The Hermit Be the change you want to see in the world
I’m in my early 40s now and it is unlikely (but not impossible) to fall pregnant. I am charting my ovulation temperatures and being really careful to make sure it does not happen.
I never felt a desire to be a mother, and always assumed it would kick in one day by magic; I’m still waiting for this mysterious urge or ‘biological clock’ ticking but it’s not happening and it never will. I can’t think of a single reason for me to have a child. I’m not in a very luxurious financial situation, I lack a stable extended family support system, my bf is not interested in being a parent and we are both over 40, with schizophrenia in his family (his elder brother is a paranoid schizophrenic who has never had a job, is on benefits, and has no compunction propagating HIS genes, 8 times now!) The bottom line is that I would be of more use to society if I devoted my time, money and energies to other causes, rather than ensuring my genetic lineage continues. There is this overpopulation/overconsumerism problem that we’re having so it’s not like the world needs me to breed.

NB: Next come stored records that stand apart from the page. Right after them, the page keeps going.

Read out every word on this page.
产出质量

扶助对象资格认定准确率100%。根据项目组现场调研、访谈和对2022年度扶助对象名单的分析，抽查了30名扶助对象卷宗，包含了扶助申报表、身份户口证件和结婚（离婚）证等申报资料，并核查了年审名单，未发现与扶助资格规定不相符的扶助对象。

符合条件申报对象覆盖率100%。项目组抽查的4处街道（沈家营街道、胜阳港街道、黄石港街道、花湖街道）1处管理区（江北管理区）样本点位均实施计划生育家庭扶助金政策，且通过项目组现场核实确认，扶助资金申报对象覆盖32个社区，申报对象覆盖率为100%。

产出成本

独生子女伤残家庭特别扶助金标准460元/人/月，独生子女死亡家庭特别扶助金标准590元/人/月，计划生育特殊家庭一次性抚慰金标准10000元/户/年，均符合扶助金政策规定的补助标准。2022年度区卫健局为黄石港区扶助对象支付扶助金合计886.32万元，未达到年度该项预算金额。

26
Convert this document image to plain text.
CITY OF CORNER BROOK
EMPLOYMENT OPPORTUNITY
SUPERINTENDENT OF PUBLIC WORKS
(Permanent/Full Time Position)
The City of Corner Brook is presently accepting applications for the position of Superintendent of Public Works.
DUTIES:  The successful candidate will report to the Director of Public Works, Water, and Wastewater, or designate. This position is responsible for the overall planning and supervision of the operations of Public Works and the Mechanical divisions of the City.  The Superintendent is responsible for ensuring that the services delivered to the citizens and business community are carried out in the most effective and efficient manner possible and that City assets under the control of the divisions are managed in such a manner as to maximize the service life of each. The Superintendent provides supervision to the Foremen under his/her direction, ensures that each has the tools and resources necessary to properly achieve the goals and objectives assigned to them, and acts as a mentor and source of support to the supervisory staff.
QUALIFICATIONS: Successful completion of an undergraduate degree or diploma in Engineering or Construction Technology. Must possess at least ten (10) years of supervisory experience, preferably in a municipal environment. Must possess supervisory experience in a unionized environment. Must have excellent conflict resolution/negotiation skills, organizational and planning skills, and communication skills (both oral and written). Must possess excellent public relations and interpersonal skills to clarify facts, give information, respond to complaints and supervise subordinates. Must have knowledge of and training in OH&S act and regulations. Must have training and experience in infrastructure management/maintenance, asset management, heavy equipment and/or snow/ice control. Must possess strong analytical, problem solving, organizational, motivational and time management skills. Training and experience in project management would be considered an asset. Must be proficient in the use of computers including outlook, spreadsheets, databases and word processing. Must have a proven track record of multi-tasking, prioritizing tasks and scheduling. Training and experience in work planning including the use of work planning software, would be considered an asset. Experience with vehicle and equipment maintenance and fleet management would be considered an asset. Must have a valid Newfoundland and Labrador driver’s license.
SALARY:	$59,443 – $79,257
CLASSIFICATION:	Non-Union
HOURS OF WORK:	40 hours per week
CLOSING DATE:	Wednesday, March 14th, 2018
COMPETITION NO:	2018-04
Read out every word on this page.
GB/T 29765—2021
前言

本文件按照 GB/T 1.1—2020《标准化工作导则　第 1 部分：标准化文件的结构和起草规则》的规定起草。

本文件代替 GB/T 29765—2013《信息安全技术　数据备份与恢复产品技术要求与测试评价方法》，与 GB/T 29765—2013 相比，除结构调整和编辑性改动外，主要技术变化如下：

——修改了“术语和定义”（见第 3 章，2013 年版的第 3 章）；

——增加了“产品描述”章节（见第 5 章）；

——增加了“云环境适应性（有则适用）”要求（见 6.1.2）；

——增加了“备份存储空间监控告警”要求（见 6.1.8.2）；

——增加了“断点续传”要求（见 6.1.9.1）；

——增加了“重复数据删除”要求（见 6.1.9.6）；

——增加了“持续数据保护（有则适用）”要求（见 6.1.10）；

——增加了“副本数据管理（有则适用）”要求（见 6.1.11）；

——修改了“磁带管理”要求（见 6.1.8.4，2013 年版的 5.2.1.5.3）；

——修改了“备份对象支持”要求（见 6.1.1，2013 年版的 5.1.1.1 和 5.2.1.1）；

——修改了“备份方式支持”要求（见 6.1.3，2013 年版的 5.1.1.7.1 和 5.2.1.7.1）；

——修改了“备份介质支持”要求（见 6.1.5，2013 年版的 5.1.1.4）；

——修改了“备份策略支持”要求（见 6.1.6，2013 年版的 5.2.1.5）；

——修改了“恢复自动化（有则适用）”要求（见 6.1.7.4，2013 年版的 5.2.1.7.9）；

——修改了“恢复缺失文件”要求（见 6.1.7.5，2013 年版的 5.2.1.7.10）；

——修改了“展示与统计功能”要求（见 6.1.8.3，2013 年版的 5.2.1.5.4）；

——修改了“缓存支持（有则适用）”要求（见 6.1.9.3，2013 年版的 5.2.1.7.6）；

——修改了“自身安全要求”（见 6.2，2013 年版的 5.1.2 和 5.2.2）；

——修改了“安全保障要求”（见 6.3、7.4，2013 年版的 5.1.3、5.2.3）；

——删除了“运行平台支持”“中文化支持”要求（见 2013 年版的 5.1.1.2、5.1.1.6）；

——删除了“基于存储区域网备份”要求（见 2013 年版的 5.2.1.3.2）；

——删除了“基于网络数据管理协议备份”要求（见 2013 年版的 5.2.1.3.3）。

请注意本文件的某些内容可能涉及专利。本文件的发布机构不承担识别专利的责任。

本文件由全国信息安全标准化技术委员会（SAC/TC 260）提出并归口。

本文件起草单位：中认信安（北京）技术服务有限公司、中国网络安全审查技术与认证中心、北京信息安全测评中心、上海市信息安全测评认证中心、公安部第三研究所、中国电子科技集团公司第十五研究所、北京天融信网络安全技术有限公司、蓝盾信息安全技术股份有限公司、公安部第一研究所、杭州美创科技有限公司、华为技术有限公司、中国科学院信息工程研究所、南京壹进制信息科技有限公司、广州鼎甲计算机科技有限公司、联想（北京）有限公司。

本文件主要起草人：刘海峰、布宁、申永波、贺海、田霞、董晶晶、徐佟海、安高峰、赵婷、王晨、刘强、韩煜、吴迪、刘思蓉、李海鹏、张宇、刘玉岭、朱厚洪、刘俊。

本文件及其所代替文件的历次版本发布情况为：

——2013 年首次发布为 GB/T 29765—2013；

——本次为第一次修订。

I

Parenthood is an enormous responsibility and not everyone is cut out for it. The sad fact is that so many children are born into a life of poverty, abuse, neglect etc. It’s heartbreaking. I hope that one day every single child who is born will have all the love and attention he/she needs. Wouldn’t it be a better world if every child was loved and cared for?
I will leave this goal up until I reach menopause. That may be a while away but I’ve come to realize this is one of the most important things I’m doing, or not doing with my life and I think it’s important that everyone realizes it’s a choice and you don’t have to have children just because it’s the done thing. That was how I used to think, but not any more.